Enforcement action: distraint: after the levy: offences connected with distraint
There are many offences connected with distraint and any party can commit them.
Forexample, the distrainor will commit an offence if the distraint is either:
- illegal (if it was wrongful from the outset)
- irregular (if the levy was carried out correctly but the distrainor does something unlawful afterwards such as failure to release the goods on tender of payment of the debts and costs).
The aggrieved party may sue the distrainor for damages for these offences.
You should be conscious of the risks involved and seek advice from your technical manager if you think that your actions may be challenged.
Debtors can also commit offences, usually involving interference with distrained goods, and it is worth mentioning just two.
If a person (whether or not they are the debtor) knowingly removes or disturbs distrained assets without your permission they may be guilty of pound breach and possibly also breach of Walking Possession. This breach can include an insolvency practitioner who disposes of goods, often as part of a sale of the business, where a levy is in place prior to his appointment. The distrainor is entitled to recover the goods or to sue for damages.

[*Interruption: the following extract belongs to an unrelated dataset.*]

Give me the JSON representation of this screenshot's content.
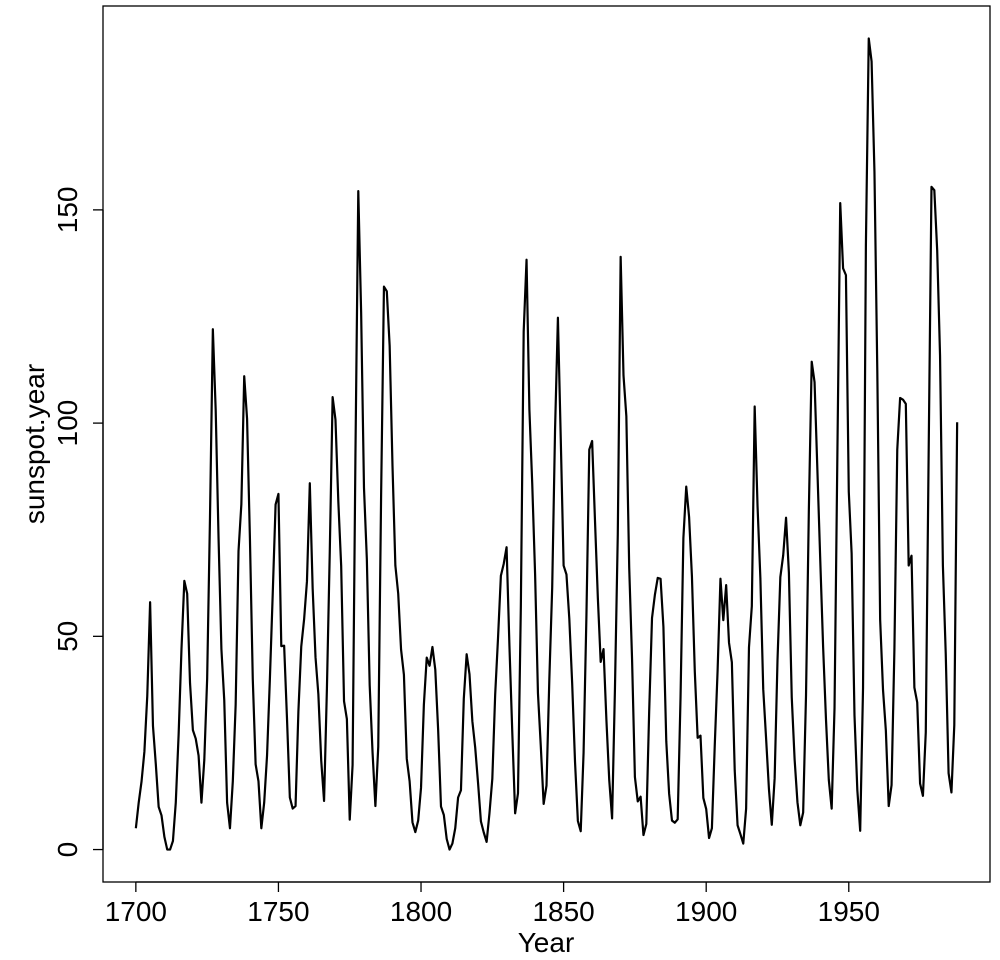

Breach of walking possession
Similarly, a debtor who has entered into a Walking Possession agreement and knowingly breaks its terms, is in breach of the agreement and the distrainor is entitled to sue for damages (see also DMBM655740 where access to distrained goods is prevented).
S68 VAT Act 1994 provides that penalties, equal to 50 per cent of the amount for which distress was levied, may be imposed against anyone who breaches a Walking Possession arrangement for indirect taxes only (a suitable warning appears on form C204a).
Title to distrained goods
Title to the distrained assets remains with the defaulter until sale at public auction. The goods do not, at any stage, belong to the Department so the goods have not been ‘stolen’ from the Department (see the Note at DMBM655030).
Breach is not a criminal offence but a civil offence (tort).
You can minimise the risk of either offence by taking sufficient measures to ensure that you have possession of the goods at all times.